Flight Plan

How flying weathers it all

Ashwini Phadnis | Updated on July 23, 2019 Published on July 23, 2019

What challenges do pilots face during adverse weather conditions? Ashwini Phadnis sounds out people on the job

Flying has a strong relationship with weather. In winter, it is fog in North India that poses a challenge to flights. Come summer, temperatures soar, and once the monsoon hits, rains play spoilsport.

Recently, the main runway in Mumbai, one of the busiest airports in India, was unoperational for over three days as an aircraft overshot the runway and was stuck in mud. There were also incidents involving an Air India Express aircraft going off the runway in Mangalore and getting bogged down.

But nervous flyers can take heart. According to Captain PP Singh, Senior Vice-President, JetLite, pilots are trained to deal with extreme weather conditions, including rain and fog, and snow in winter. He explains, “There are two major concerns for a pilot in rain. One is visibility, especially from the flight deck. Second is runway conditions because the runway becomes slippery. It is like a car. If you apply the brakes in the rainy season, because of less friction, it takes a car longer to stop. The system is the same for a plane.”

The cockpit windows have wipers but with rain falling and some wind hitting the aircraft as it comes in to land, the wipers are not very effective. Also, pilots see the runway lights through a film of water, which could give them a slightly different perspective.

“Then there is the issue of the speed at which the aircraft is coming in to land, especially in rain. To make an absolutely safe landing, the aircraft should touch down at the correct point, which is typically the first 3,000 feet of the runway. If the aircraft keeps floating and touches down further with extra speed, the plane does not want to touch down, it wants to float, it wants to keep flying,” explains Captain Singh.

Commenting on the relationship between weather and flying, another pilot says that meteorology goes hand in hand with aviation as “you are flying in the atmosphere and all the weather phenomena are in the troposphere, which is the lowest layer of the atmosphere, so you are constantly exposed.” Hence, it is not only rainy conditions, but other disruptions to normal weather, like snowstorms, cyclones and volcanic eruptions, that affect flights too. And, believe it or not, so do very high temperatures.

Visibility challenges

Visibility during fog is a major issue and airlines are asked to ensure that they allow only pilots who are trained to land in low visibility to operate during mid-December to February in North India as weather tends to worsen rapidly. “When we take off for Delhi, the weather is fine for doing a landing in winter. But because of changing weather patterns it changes rapidly and by the time we approach Delhi, visibility has declined considerably,” says the pilot of a private airline.

Snow brings its own issues. For example, in various parts of the world, it is not uncommon for aircraft to be sprayed with hot water at a high speed to melt the snow which might have settled on an aircraft waiting to take off. Snow gives additional weight to the aircraft leading to more fuel being burnt.
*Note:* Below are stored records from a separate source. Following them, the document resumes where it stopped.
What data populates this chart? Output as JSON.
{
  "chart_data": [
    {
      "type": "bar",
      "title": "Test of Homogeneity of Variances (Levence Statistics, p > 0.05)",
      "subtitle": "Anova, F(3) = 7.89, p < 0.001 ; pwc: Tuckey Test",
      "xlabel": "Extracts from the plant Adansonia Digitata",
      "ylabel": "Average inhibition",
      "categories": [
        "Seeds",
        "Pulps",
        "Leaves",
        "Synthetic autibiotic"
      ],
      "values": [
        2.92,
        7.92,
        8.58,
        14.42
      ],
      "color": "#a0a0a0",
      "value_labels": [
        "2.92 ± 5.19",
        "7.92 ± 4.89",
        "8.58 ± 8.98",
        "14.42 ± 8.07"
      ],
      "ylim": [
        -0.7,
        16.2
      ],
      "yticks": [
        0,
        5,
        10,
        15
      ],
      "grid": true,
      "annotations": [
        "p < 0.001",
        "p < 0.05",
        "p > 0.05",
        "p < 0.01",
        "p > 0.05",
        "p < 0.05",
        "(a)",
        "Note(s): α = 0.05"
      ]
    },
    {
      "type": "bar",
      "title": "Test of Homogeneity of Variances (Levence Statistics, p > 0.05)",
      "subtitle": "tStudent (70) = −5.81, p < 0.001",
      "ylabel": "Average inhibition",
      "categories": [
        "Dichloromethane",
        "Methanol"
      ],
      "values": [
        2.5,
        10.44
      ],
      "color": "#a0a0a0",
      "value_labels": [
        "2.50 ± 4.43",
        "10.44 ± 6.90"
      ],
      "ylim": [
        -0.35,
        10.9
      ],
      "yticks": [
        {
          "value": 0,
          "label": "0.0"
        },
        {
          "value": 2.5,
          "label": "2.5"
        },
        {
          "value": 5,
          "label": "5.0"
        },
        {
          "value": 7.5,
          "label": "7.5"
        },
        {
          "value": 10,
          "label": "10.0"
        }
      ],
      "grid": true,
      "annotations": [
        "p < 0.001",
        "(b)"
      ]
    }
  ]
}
However, pilots are quick to point out that extra planning helps ensure that flights do not encounter trouble in the winter months. Hence, in December and January, when it is known that there will be fog in North India, the route planning and timing are done well in advance. “Similarly, in the US, we know that there are going to be snowstorms on the eastern seaboard. Towards the East, when you go into Hong Kong and other places, you know there will be cyclonic activities. We keep a tab and inform the crew or re-route our flights accordingly,” says a pilot.

Experience counts as pilots plan for alternative destinations to beat bad weather. “Say, you are going to New York but during snowstorms you might want to have Chicago or Toronto as an alternative because if New York is affected, even Newark (another airport in New York) may be impacted. But the chances are, Toronto might not be affected,” explains a pilot.

Pilots also plan for flying in volcanic and cyclonic conditions. According to them, there are no constant fixed zones that they avoid although they definitely steer clear of areas where there is known volcanic, cyclonic or monsoon activity.

Pilots point out that they need to be careful while flying in the Indonesian airspace, given the amount of volcanic activity there.

Temperatures too help a smooth flight. According to pilots, the higher you fly, the better it is because the higher you are, the lower the temperature.

Says an Air India pilot, “Efficiency keeps going down with higher temperature. That is why, with jet engines, the higher you are, the better you fly, because it is cold and the air is thick. Besides, winds also make a difference but, by and large, it is outside temperature and weight that make a difference, which give you an optimal altitude.”